Так вот почему так тяжело дышать, а в воздухе витает призрачно-серая дымка… До сознания пострадавшего все доходило медленно. Он тщетно пытался понять, кто он и где находится, но в голове лишь упорно мелькали повторяющиеся образы: слепящий свет, чьи-то завывания, грохот, звезды на иссиня-черном небе и ярко-зеленая трава…
- Какая трава, дяденька, - оказывается, последние слова он произнес вслух. – Зима же ж.
Он приподнялся на локтях и, превозмогая боль, растерянно осмотрелся. Мир вокруг казался совершенно незнакомым. Он лежал недалеко от догорающего дома, крыша его уже обвалилась, деревянные стены карточным домиком сложились вокруг печной трубы. Пропахшая гарью одежда была почти не повреждена; из сильно оцарапанной ноги сочилась кровь, обагряя снег. Странно, раз снег – должно быть холодно… Но его тело будто онемело, не чувствуя ни боли, ни холода. На удивление, он не так уж сильно пострадал. Наверное, успел вовремя выбраться из дома…

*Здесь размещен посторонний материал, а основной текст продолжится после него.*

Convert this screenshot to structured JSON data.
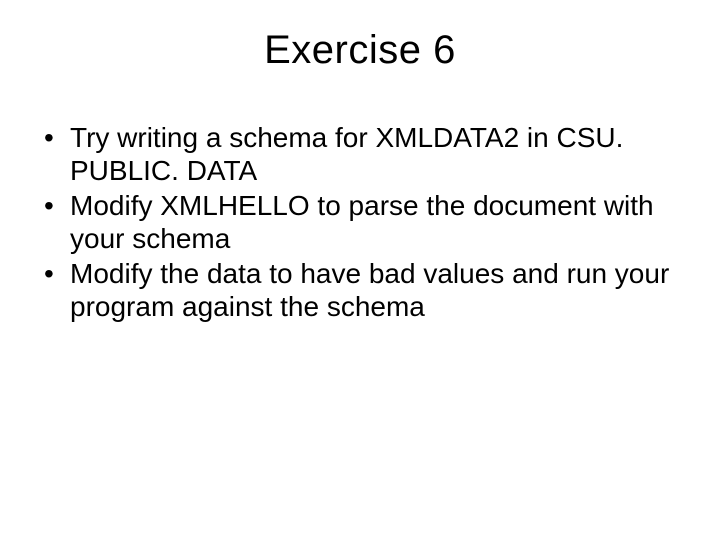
{
  "slide": {
    "title": "Exercise 6",
    "bullets": [
      "Try writing a schema for XMLDATA2 in CSU. PUBLIC. DATA",
      "Modify XMLHELLO to parse the document with your schema",
      "Modify the data to have bad values and run your program against the schema"
    ]
  }
}
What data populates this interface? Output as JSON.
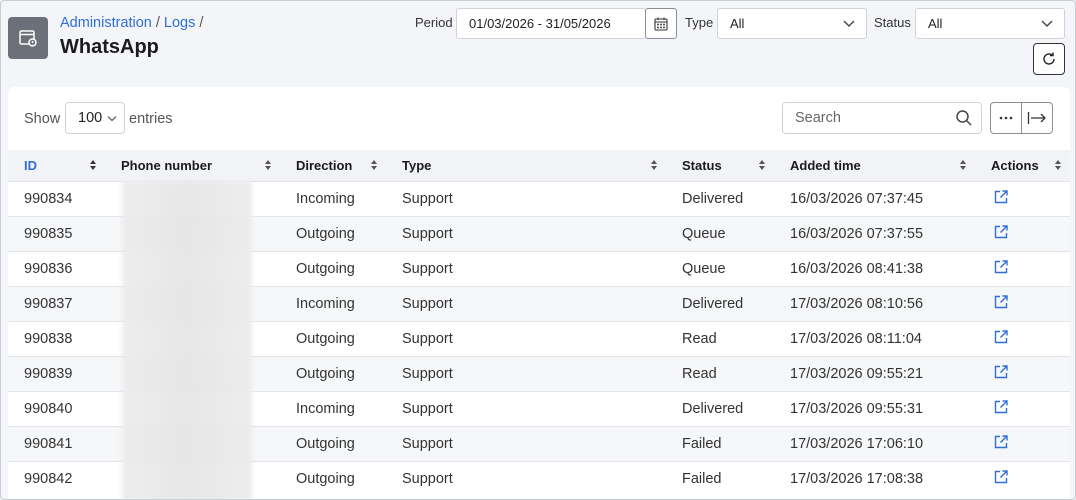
{
  "header": {
    "breadcrumb": [
      "Administration",
      "Logs"
    ],
    "title": "WhatsApp"
  },
  "filters": {
    "period_label": "Period",
    "period_value": "01/03/2026 - 31/05/2026",
    "type_label": "Type",
    "type_value": "All",
    "status_label": "Status",
    "status_value": "All"
  },
  "table_controls": {
    "show_label": "Show",
    "entries_value": "100",
    "entries_label": "entries",
    "search_placeholder": "Search"
  },
  "table": {
    "columns": [
      "ID",
      "Phone number",
      "Direction",
      "Type",
      "Status",
      "Added time",
      "Actions"
    ],
    "rows": [
      {
        "id": "990834",
        "phone": "",
        "direction": "Incoming",
        "type": "Support",
        "status": "Delivered",
        "added": "16/03/2026 07:37:45"
      },
      {
        "id": "990835",
        "phone": "",
        "direction": "Outgoing",
        "type": "Support",
        "status": "Queue",
        "added": "16/03/2026 07:37:55"
      },
      {
        "id": "990836",
        "phone": "",
        "direction": "Outgoing",
        "type": "Support",
        "status": "Queue",
        "added": "16/03/2026 08:41:38"
      },
      {
        "id": "990837",
        "phone": "",
        "direction": "Incoming",
        "type": "Support",
        "status": "Delivered",
        "added": "17/03/2026 08:10:56"
      },
      {
        "id": "990838",
        "phone": "",
        "direction": "Outgoing",
        "type": "Support",
        "status": "Read",
        "added": "17/03/2026 08:11:04"
      },
      {
        "id": "990839",
        "phone": "",
        "direction": "Outgoing",
        "type": "Support",
        "status": "Read",
        "added": "17/03/2026 09:55:21"
      },
      {
        "id": "990840",
        "phone": "",
        "direction": "Incoming",
        "type": "Support",
        "status": "Delivered",
        "added": "17/03/2026 09:55:31"
      },
      {
        "id": "990841",
        "phone": "",
        "direction": "Outgoing",
        "type": "Support",
        "status": "Failed",
        "added": "17/03/2026 17:06:10"
      },
      {
        "id": "990842",
        "phone": "",
        "direction": "Outgoing",
        "type": "Support",
        "status": "Failed",
        "added": "17/03/2026 17:08:38"
      }
    ]
  },
  "colors": {
    "accent": "#2f6fd6",
    "app_icon_bg": "#6b7079"
  },
  "icons": {
    "app": "log-window-icon",
    "calendar": "calendar-icon",
    "refresh": "refresh-icon",
    "search": "search-icon",
    "more": "more-horizontal-icon",
    "export": "export-icon",
    "row_action": "external-link-icon"
  }
}
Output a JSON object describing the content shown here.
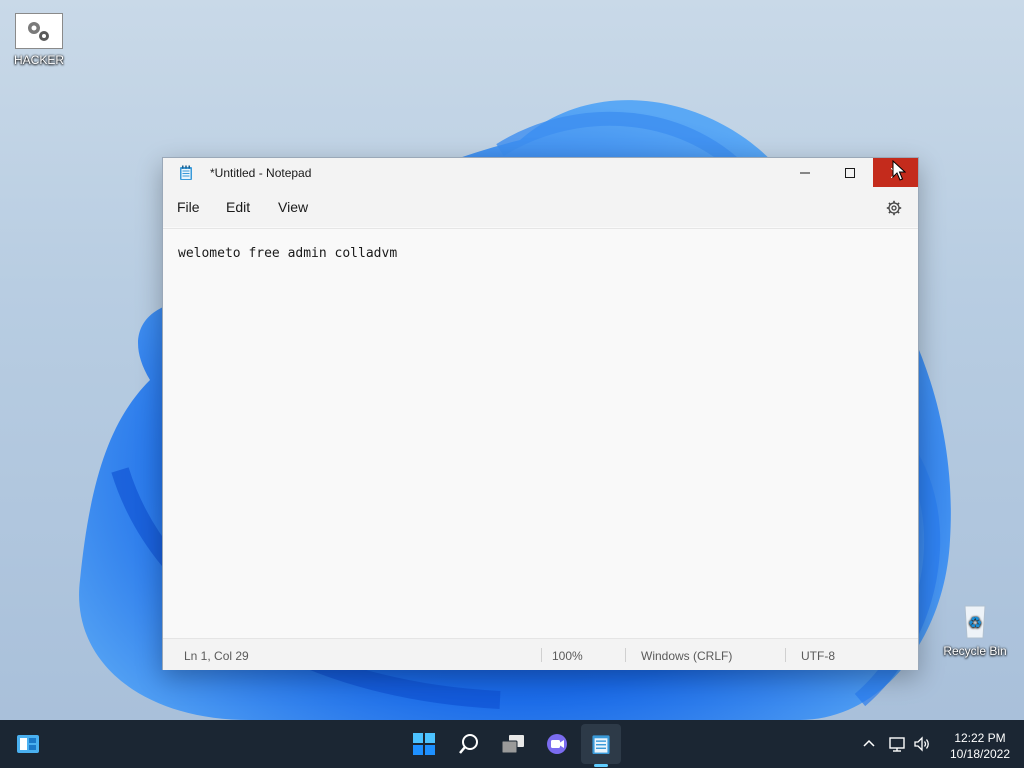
{
  "desktop": {
    "icons": [
      {
        "label": "HACKER",
        "icon": "settings-gears-icon"
      },
      {
        "label": "Recycle Bin",
        "icon": "recycle-bin-icon"
      }
    ]
  },
  "notepad": {
    "title": "*Untitled - Notepad",
    "menu": {
      "file": "File",
      "edit": "Edit",
      "view": "View"
    },
    "content": "welometo free admin colladvm",
    "status": {
      "position": "Ln 1, Col 29",
      "zoom": "100%",
      "line_ending": "Windows (CRLF)",
      "encoding": "UTF-8"
    }
  },
  "taskbar": {
    "buttons": [
      "widgets",
      "start",
      "search",
      "task-view",
      "chat",
      "notepad"
    ],
    "clock": {
      "time": "12:22 PM",
      "date": "10/18/2022"
    }
  },
  "colors": {
    "close_hover": "#c42b1c",
    "taskbar": "#1b2633",
    "accent": "#60cdff"
  }
}
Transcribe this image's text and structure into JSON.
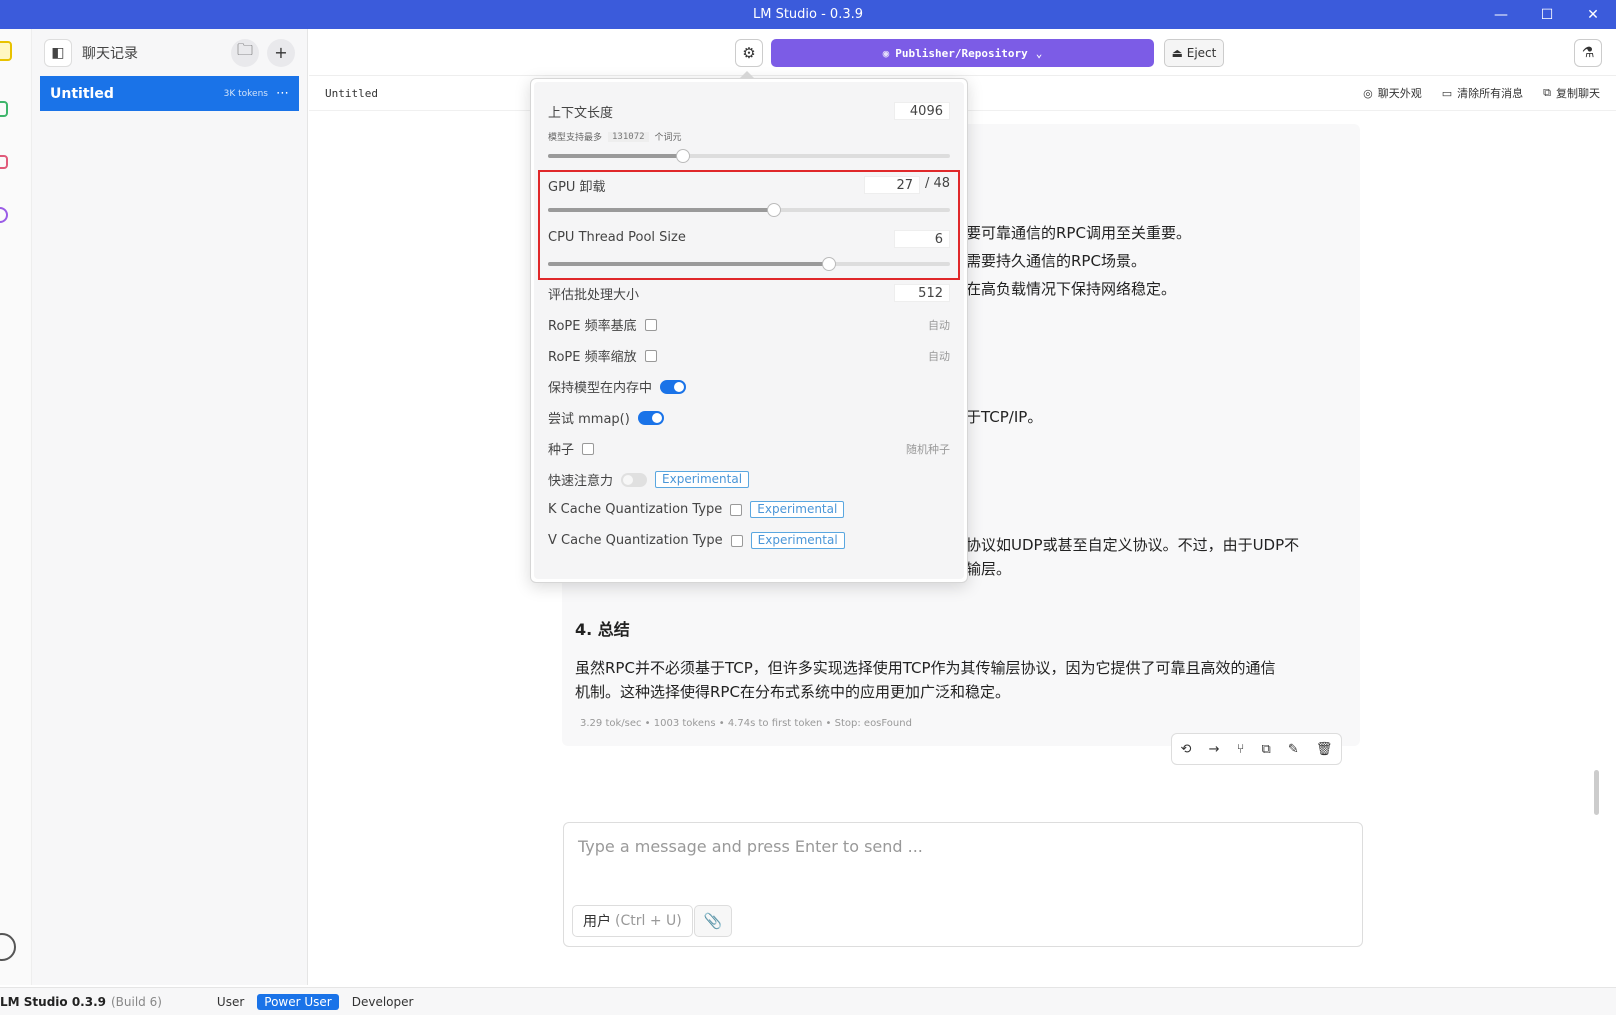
{
  "window": {
    "title": "LM Studio - 0.3.9",
    "minimize": "—",
    "maximize": "☐",
    "close": "✕"
  },
  "sidebar": {
    "title": "聊天记录",
    "chats": [
      {
        "name": "Untitled",
        "tokens": "3K tokens",
        "more": "⋯"
      }
    ]
  },
  "toolbar": {
    "model_label": "Publisher/Repository",
    "eject_label": "⏏ Eject"
  },
  "chat": {
    "title": "Untitled",
    "actions": {
      "appearance": "聊天外观",
      "clear": "清除所有消息",
      "copy": "复制聊天"
    },
    "fragments": [
      "要可靠通信的RPC调用至关重要。",
      "需要持久通信的RPC场景。",
      "在高负载情况下保持网络稳定。",
      "于TCP/IP。",
      "协议如UDP或甚至自定义协议。不过，由于UDP不",
      "输层。"
    ],
    "heading": "4. 总结",
    "summary_line1": "虽然RPC并不必须基于TCP，但许多实现选择使用TCP作为其传输层协议，因为它提供了可靠且高效的通信",
    "summary_line2": "机制。这种选择使得RPC在分布式系统中的应用更加广泛和稳定。",
    "stats": "3.29 tok/sec • 1003 tokens • 4.74s to first token • Stop: eosFound"
  },
  "input": {
    "placeholder": "Type a message and press Enter to send ...",
    "role_label": "用户",
    "role_shortcut": "(Ctrl + U)"
  },
  "settings": {
    "context_length": {
      "label": "上下文长度",
      "value": "4096",
      "sub_prefix": "模型支持最多",
      "sub_value": "131072",
      "sub_suffix": "个词元",
      "fraction": 0.335
    },
    "gpu_offload": {
      "label": "GPU 卸载",
      "value": "27",
      "max": "/ 48",
      "fraction": 0.5625
    },
    "cpu_threads": {
      "label": "CPU Thread Pool Size",
      "value": "6",
      "fraction": 0.7
    },
    "eval_batch": {
      "label": "评估批处理大小",
      "value": "512"
    },
    "rope_base": {
      "label": "RoPE 频率基底",
      "right": "自动"
    },
    "rope_scale": {
      "label": "RoPE 频率缩放",
      "right": "自动"
    },
    "keep_in_memory": {
      "label": "保持模型在内存中"
    },
    "try_mmap": {
      "label": "尝试 mmap()"
    },
    "seed": {
      "label": "种子",
      "right": "随机种子"
    },
    "flash_attention": {
      "label": "快速注意力",
      "badge": "Experimental"
    },
    "k_cache": {
      "label": "K Cache Quantization Type",
      "badge": "Experimental"
    },
    "v_cache": {
      "label": "V Cache Quantization Type",
      "badge": "Experimental"
    }
  },
  "statusbar": {
    "version": "LM Studio 0.3.9",
    "build": "(Build 6)",
    "modes": [
      "User",
      "Power User",
      "Developer"
    ],
    "active_mode": "Power User"
  },
  "colors": {
    "titlebar": "#3b5bdb",
    "accent": "#1a73e8",
    "model_button": "#7c5ce6",
    "highlight": "#e0282a"
  }
}
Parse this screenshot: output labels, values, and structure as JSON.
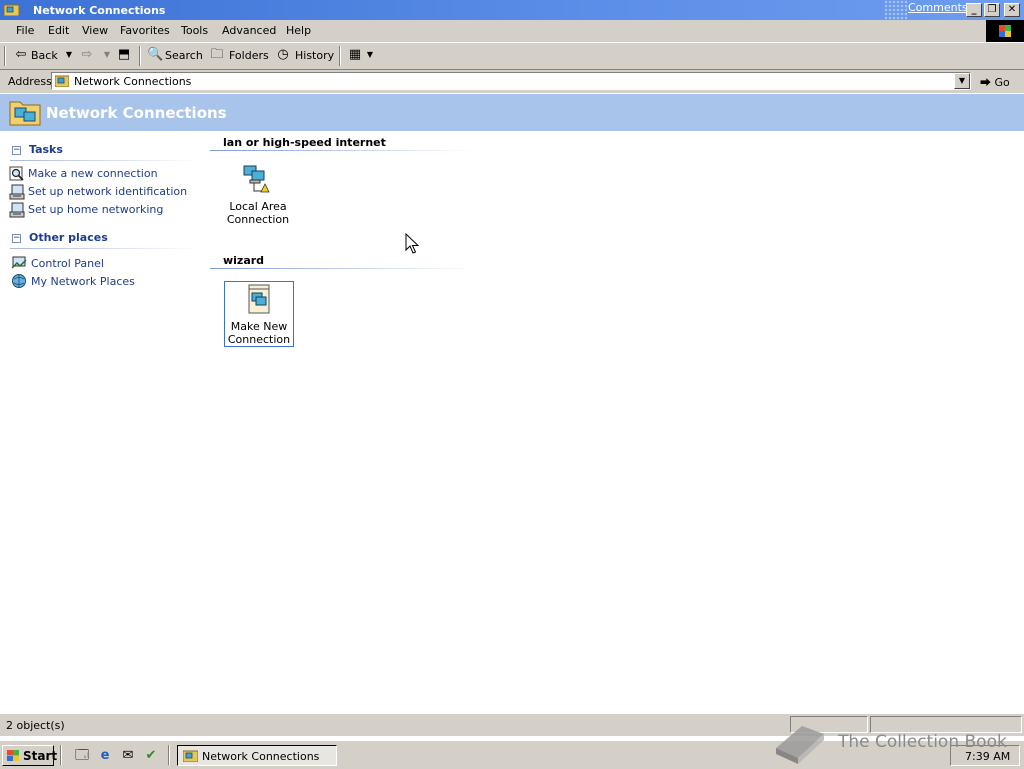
{
  "window": {
    "title": "Network Connections",
    "comments_link": "Comments?",
    "controls": [
      "minimize",
      "restore",
      "close"
    ]
  },
  "menubar": {
    "items": [
      "File",
      "Edit",
      "View",
      "Favorites",
      "Tools",
      "Advanced",
      "Help"
    ]
  },
  "toolbar": {
    "back_label": "Back",
    "search_label": "Search",
    "folders_label": "Folders",
    "history_label": "History"
  },
  "address": {
    "label": "Address",
    "value": "Network Connections",
    "go_label": "Go"
  },
  "banner": {
    "title": "Network Connections"
  },
  "left_pane": {
    "tasks": {
      "title": "Tasks",
      "toggle": "−",
      "items": [
        {
          "label": "Make a new connection",
          "icon": "magnifier-icon"
        },
        {
          "label": "Set up network identification",
          "icon": "network-setup-icon"
        },
        {
          "label": "Set up home networking",
          "icon": "home-network-icon"
        }
      ]
    },
    "other_places": {
      "title": "Other places",
      "toggle": "−",
      "items": [
        {
          "label": "Control Panel",
          "icon": "control-panel-icon"
        },
        {
          "label": "My Network Places",
          "icon": "network-places-icon"
        }
      ]
    }
  },
  "content": {
    "groups": [
      {
        "title": "lan or high-speed internet",
        "items": [
          {
            "line1": "Local Area",
            "line2": "Connection",
            "icon": "lan-connection-icon"
          }
        ]
      },
      {
        "title": "wizard",
        "items": [
          {
            "line1": "Make New",
            "line2": "Connection",
            "icon": "new-connection-wizard-icon"
          }
        ]
      }
    ]
  },
  "statusbar": {
    "text": "2 object(s)"
  },
  "taskbar": {
    "start_label": "Start",
    "task_label": "Network Connections",
    "clock": "7:39 AM"
  },
  "watermark": {
    "text": "The Collection Book"
  },
  "colors": {
    "titlebar": "#3c72d6",
    "banner": "#a9c4ea",
    "link": "#1e3c8c",
    "chrome": "#d4d0c8"
  }
}
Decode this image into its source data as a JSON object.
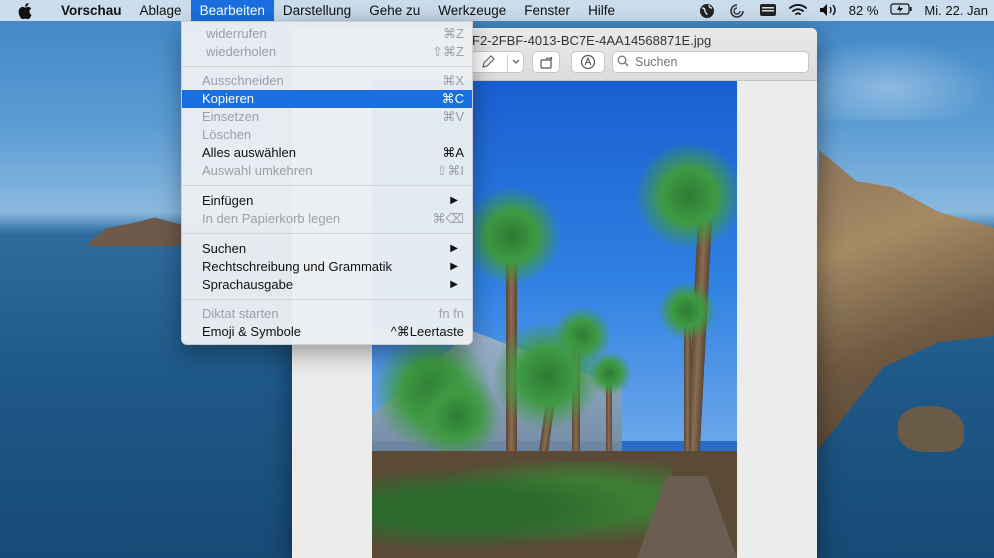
{
  "menubar": {
    "app_name": "Vorschau",
    "items": [
      "Ablage",
      "Bearbeiten",
      "Darstellung",
      "Gehe zu",
      "Werkzeuge",
      "Fenster",
      "Hilfe"
    ],
    "active_item": "Bearbeiten",
    "battery_percent": "82 %",
    "clock": "Mi. 22. Jan"
  },
  "window": {
    "title": "F2-2FBF-4013-BC7E-4AA14568871E.jpg",
    "search_placeholder": "Suchen"
  },
  "edit_menu": {
    "undo": {
      "label": "widerrufen",
      "shortcut": "⌘Z"
    },
    "redo": {
      "label": "wiederholen",
      "shortcut": "⇧⌘Z"
    },
    "cut": {
      "label": "Ausschneiden",
      "shortcut": "⌘X"
    },
    "copy": {
      "label": "Kopieren",
      "shortcut": "⌘C"
    },
    "paste": {
      "label": "Einsetzen",
      "shortcut": "⌘V"
    },
    "delete": {
      "label": "Löschen",
      "shortcut": ""
    },
    "select_all": {
      "label": "Alles auswählen",
      "shortcut": "⌘A"
    },
    "invert_selection": {
      "label": "Auswahl umkehren",
      "shortcut": "⇧⌘I"
    },
    "insert": {
      "label": "Einfügen"
    },
    "move_to_trash": {
      "label": "In den Papierkorb legen",
      "shortcut": "⌘⌫"
    },
    "find": {
      "label": "Suchen"
    },
    "spelling": {
      "label": "Rechtschreibung und Grammatik"
    },
    "speech": {
      "label": "Sprachausgabe"
    },
    "dictation": {
      "label": "Diktat starten",
      "shortcut": "fn fn"
    },
    "emoji": {
      "label": "Emoji & Symbole",
      "shortcut": "^⌘Leertaste"
    }
  },
  "colors": {
    "accent": "#1a6fe0",
    "disabled_text": "#9aa0a6"
  }
}
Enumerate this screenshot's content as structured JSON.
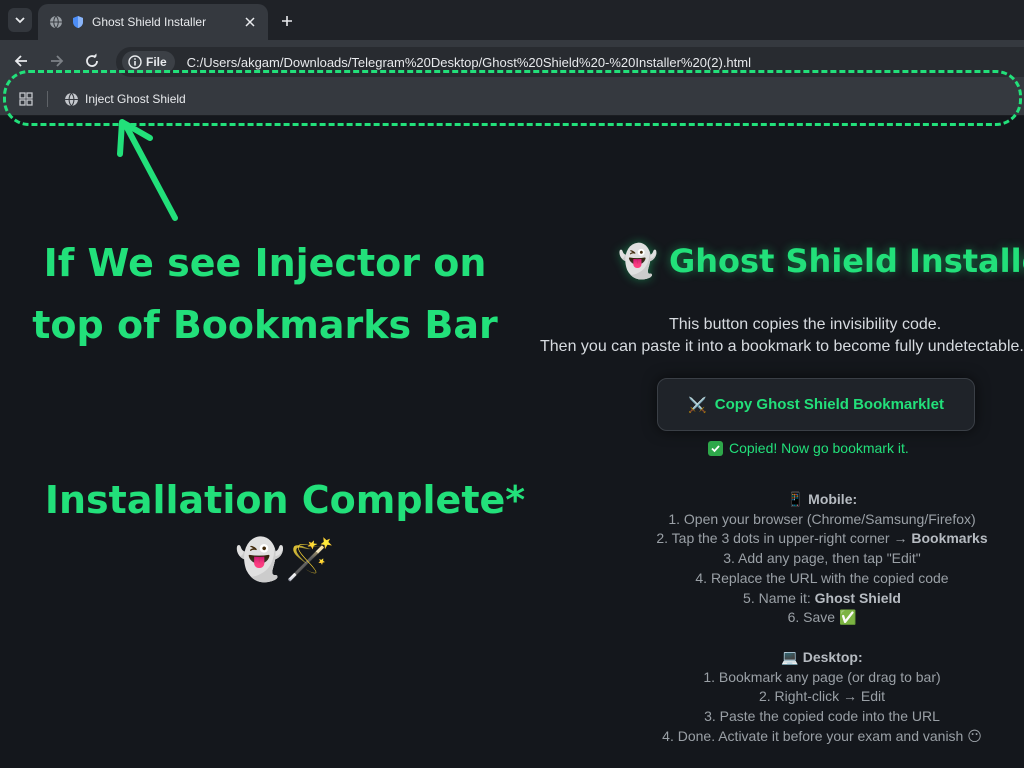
{
  "browser": {
    "tab_title": "Ghost Shield Installer",
    "new_tab_symbol": "+",
    "security_chip_label": "File",
    "url": "C:/Users/akgam/Downloads/Telegram%20Desktop/Ghost%20Shield%20-%20Installer%20(2).html",
    "bookmark_label": "Inject Ghost Shield"
  },
  "annotations": {
    "injector_note_line1": "If We see Injector on",
    "injector_note_line2": "top of Bookmarks Bar",
    "install_complete": "Installation Complete*",
    "install_emoji": "👻🪄"
  },
  "installer": {
    "title_emoji": "👻",
    "title": "Ghost Shield Installer",
    "desc_line1": "This button copies the invisibility code.",
    "desc_line2": "Then you can paste it into a bookmark to become fully undetectable.",
    "copy_button_emoji": "⚔️",
    "copy_button_label": "Copy Ghost Shield Bookmarklet",
    "copied_message": "Copied! Now go bookmark it."
  },
  "mobile": {
    "emoji": "📱",
    "heading": "Mobile:",
    "step1": "1. Open your browser (Chrome/Samsung/Firefox)",
    "step2_pre": "2. Tap the 3 dots in upper-right corner → ",
    "step2_bold": "Bookmarks",
    "step3": "3. Add any page, then tap \"Edit\"",
    "step4": "4. Replace the URL with the copied code",
    "step5_pre": "5. Name it: ",
    "step5_bold": "Ghost Shield",
    "step6": "6. Save ✅"
  },
  "desktop": {
    "emoji": "💻",
    "heading": "Desktop:",
    "step1": "1. Bookmark any page (or drag to bar)",
    "step2": "2. Right-click → Edit",
    "step3": "3. Paste the copied code into the URL",
    "step4": "4. Done. Activate it before your exam and vanish 😶"
  },
  "colors": {
    "accent_green": "#22e07a",
    "background": "#14171c",
    "chrome_toolbar": "#35393f"
  }
}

- Да как же такое случилось, хаспадин лекарь? – запричитала женщина. – Что ж за напасть свалилась на такого человека… Слава бохам, вы уцелели, выбрались… Не иначе Цуми заступилась, посланника своего спасая…
Ее реплики зависали в воздухе, разделяя участь с постепенно таявшим дымом. Поняв, что ответа не дождется, женщина предложила:
- Хаспадин лекарь, за вашу помошшь позвольте у себя вас приютить, покудова дом новый не найдете.
Пострадавший хмуро посмотрел на лебезящую перед ним женщину. Собственная голова казалась ему пустой бутылкой из-под вина: все драгоценное содержимое кто-то выпил, осталось лишь звенящее стекло. Совершенно бесполезное... совершенно пустое…
- Кто… - он облизнул пересохшие губы и посмотрел в глаза женщине. – Кто я?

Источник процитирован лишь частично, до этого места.